I write a lot about ideals and hopes for educational organizations.  I see the promise our schools and school systems hold for a better world--we have so much potential.

Right now though, it's a busy, busy time of year and while I can imagine a more graceful final leg, it's my job to end the year with as much grace and care as I can. What does that mean?

First, it means flexibility. The students' feelings and activity will shift in unknown ways. This has already started. Students who always do the right thing, demonstrate their anxiety or exhaustion in unexpected ways.  I respond, "It's good you made this mistake now as it's a good time to learn that you just can't do that." Or other students who have worked tirelessly all year are simply too tired to put in their typical effort. I respond, "Do your best.  It's the end of the year, we're all tired."  Many just want me to be close and solve their problems, help with their projects, and answer their questions.  I'm not an octopus, I think, but instead I respond, "Who can help me help the others with their movies, edits, museum displays, and many, many hands go up--children are generally eager to help (another reason why I love working with children)."

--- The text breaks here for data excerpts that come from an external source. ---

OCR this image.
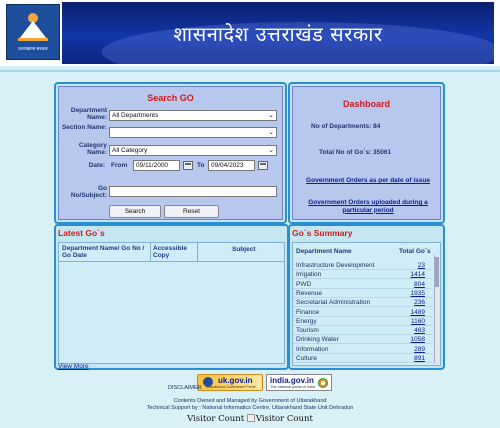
उत्तराखण्ड सरकार
शासनादेश उत्तराखंड सरकार
Search GO
Department Name: All Departments	⌄
Section Name:
⌄
Category Name: All Category	⌄
Date: From	09/11/2000	To	09/04/2023
Go No/Subject:
Search	Reset
Dashboard
No of Departments: 84
Total No of Go`s: 35061
Government Orders as per date of issue
Government Orders uploaded during a particular period
Latest Go`s
Department Name/ Go No / Go Date
Accessible Copy
Subject
View More
Go`s Summary
Department Name	Total Go`s
Infrastructure Development	23
Irrigation	1414
PWD	804
Revenue	1935
Secretariat Administration	236
Finance	1489
Energy	1160
Tourism	463
Drinking Water	1058
Information	289
Culture	891
uk.gov.in
Uttarakhand Government Portal
DISCLAIMER
india.gov.in
The national portal of India
Contents Owned and Managed by Government of Uttarakhand
Technical Support by : National Informatics Centre, Uttarakhand State Unit Dehradun
Visitor Count Visitor Count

So we'll go forward peacefully in the classroom completing the projects and giving everyone space to be tired, make mistakes and need a little more care and attention than usual. We'll also celebrate with end of the year concerts, picnics, parties, open houses and field studies.

I recognize the schedules will be tight and more time after school will be required for ordering and other matters.  I'll just do it.  Advocating for system change with three weeks to go is not going to work.  I've shared my thoughts once again, and over the summer, I'll think about more effective ways to advocate for change.

In the end what matters is ending this year with celebration as it has been a tremendous year in the classroom thanks to the support of students, families and colleagues both near and far (Thanks PLN!).  Once again The Little Engine That Could comes to mind, "I think I can, I think I can, I know I can!"